Everything collapses
After their previous album "Jazzfest", which had about as much to do with jazz as the Beatles, the Viennese indie pop band Pauls Jets are back with their fourth studio album. It bears the auspicious title "Morgen sind wir Fantasy" and is a bittersweet pop album on which the people in the songs are always on the verge of or already in the middle of a crisis.
Right at the beginning, with the album opener "Pompeii", it starts with the big end of the world: "Everything is collapsing, everything is collapsing!". Once again! And once again, the apocalypse is sold to us as a romance. Between fences, heat and snowstorms, a couple travels through the world. Two last people fall in love while everything around them collapses! Kitsch is the cure! The Jets sing: "The story ends, even if the ending is bad."
On the single with the pretty tapeworm title "Ich habe Angst so ohne dich kann ich nicht leben oder doch aber schön wärs nicht", there is still hope that the protagonist will be able to save his love beyond the dreary everyday life, but in the end he doesn't seem to care! We ask ourselves whether the couple portrayed here are the same ones who were still living unconditionally beyond their means in the intoxication of the night in the song "Smash " and: where has the magic gone?
But only briefly, because suddenly the song takes a turn and the Jets invite us to join them in a stadium rock chorus of "La-La-La", intoning "Hope dies last" to find a way out of the misery in the soccer calendar mantra. The Oasis feeling that millions of people have just rediscovered! Community! Consolation! A positive twist! On closer inspection, surely just the result of a collective fantasy. The piece can be seen here.
The fantasy conjured up in the album title itself is not dissimilar to the jazz festival for Paul Buschnegg: "Fantasy is something very nerdy and something that I adore but also despise with a safe distance. World Of Warcraft or Lord Of The Rings connect more people than you might think. There's something totally fascinating about dressing up as a knight with rubber swords. The idea that anyone can be a wizard, and secretly is, is the most beautiful, enchanting and forgivable fantasy of our narcissistic society". If only there weren't all the other imaginary wizards and sorceresses out there!
It was only logical that the Jets had to write a song about Harry Potter: "For me, Harry Potter is like the prototype of the indie boy. He wears old clothes that are far too big, glasses, is shy, hurt and at the same time the chosen one. I think a lot of young people secretly think they're Harry Potter!" says Buschnegg. The song sounds like an 80s tune on some random Italo-pop Instagram channel from yesterday's future.

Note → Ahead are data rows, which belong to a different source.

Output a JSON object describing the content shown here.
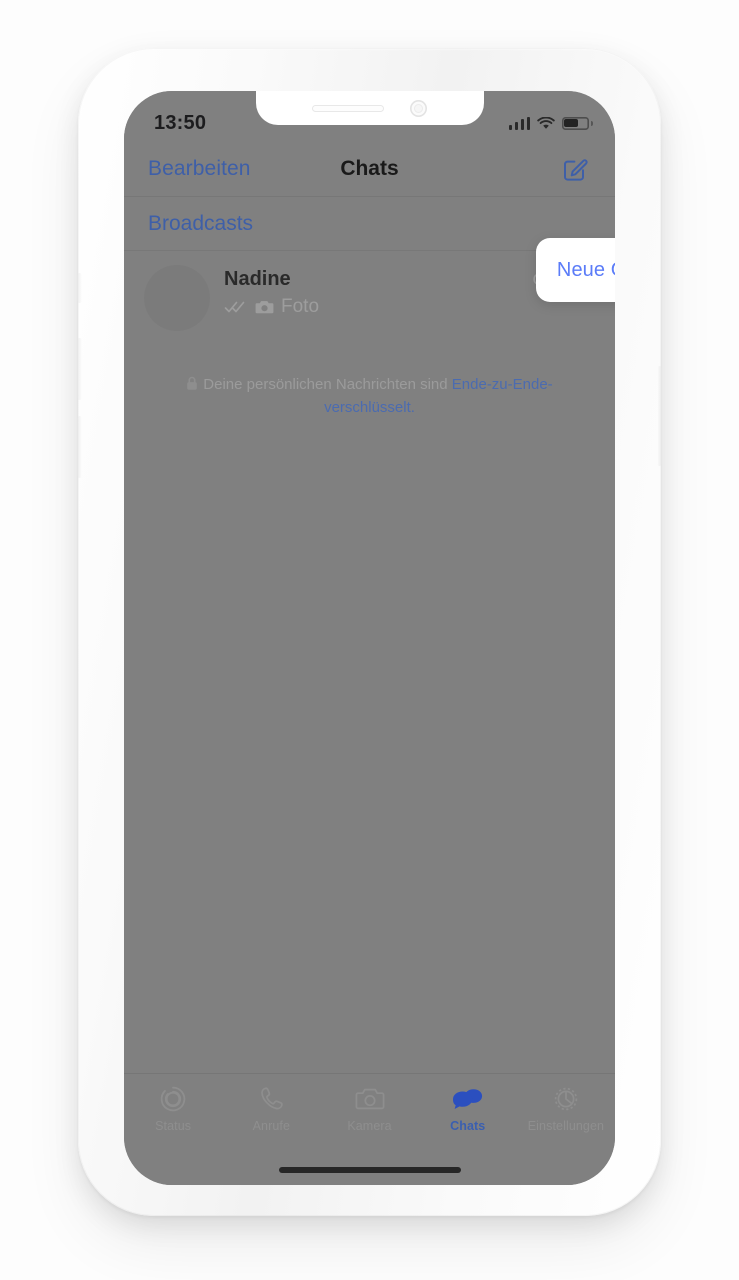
{
  "device": {
    "status_bar": {
      "time": "13:50",
      "signal_icon": "cellular-bars-icon",
      "wifi_icon": "wifi-icon",
      "battery_icon": "battery-icon"
    },
    "notch": {
      "speaker_icon": "speaker-slot-icon",
      "camera_icon": "front-camera-icon"
    },
    "home_indicator": "home-indicator"
  },
  "nav_bar": {
    "edit_label": "Bearbeiten",
    "title": "Chats",
    "compose_icon": "compose-icon"
  },
  "broadcasts": {
    "label": "Broadcasts"
  },
  "popup": {
    "items": [
      {
        "label": "Neue Gruppe"
      }
    ]
  },
  "chats": [
    {
      "name": "Nadine",
      "time": "Gestern",
      "status_icon": "double-check-icon",
      "attachment_icon": "camera-icon",
      "preview": "Foto",
      "avatar_icon": "avatar-placeholder"
    }
  ],
  "encryption_notice": {
    "lock_icon": "lock-icon",
    "text": "Deine persönlichen Nachrichten sind ",
    "link_text": "Ende-zu-Ende-verschlüsselt."
  },
  "tab_bar": {
    "tabs": [
      {
        "label": "Status",
        "icon": "status-rings-icon",
        "active": false
      },
      {
        "label": "Anrufe",
        "icon": "phone-icon",
        "active": false
      },
      {
        "label": "Kamera",
        "icon": "camera-icon",
        "active": false
      },
      {
        "label": "Chats",
        "icon": "chat-bubbles-icon",
        "active": true
      },
      {
        "label": "Einstellungen",
        "icon": "gear-icon",
        "active": false
      }
    ]
  },
  "colors": {
    "accent_blue": "#3e5fa8",
    "popup_blue": "#5b7cf8",
    "screen_dim": "#808080",
    "case": "#fafafa"
  }
}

Musically, however, the album otherwise draws on the entire lived pop fantasy of the last 50 years. As a nerd, you can hear a certain affinity to the extra-eclectic 90s indie favorites such as Bran Van 3000, Denim or the Super Furry Animals. But also a lot of millennial pop a la Sleigh Bells or English Teacher. And lots of trap, hip hop and scooter!
On the cover we see a tear emoji made of clay. Keyboarder Kilian Hanappi once brought the 10 kilos of Brandenburger clay with him from Berlin to Vienna. In the end, it took many days to give the sadness the right expression in an analog equivalent to the fast digital characters. And perhaps everyone felt a lot better after the manual work was done. Just as we, in turn, hopefully feel a little better after listening to this fabulous new Jets album.
"Sometimes sad music succeeds in making people happy! Especially when it brings melancholy people together! That's our claim! We don't want to bring anyone down!", adds Buschnegg about the healing bittersweetness that is often invoked in British pop music and which also makes up the magic of his band's music.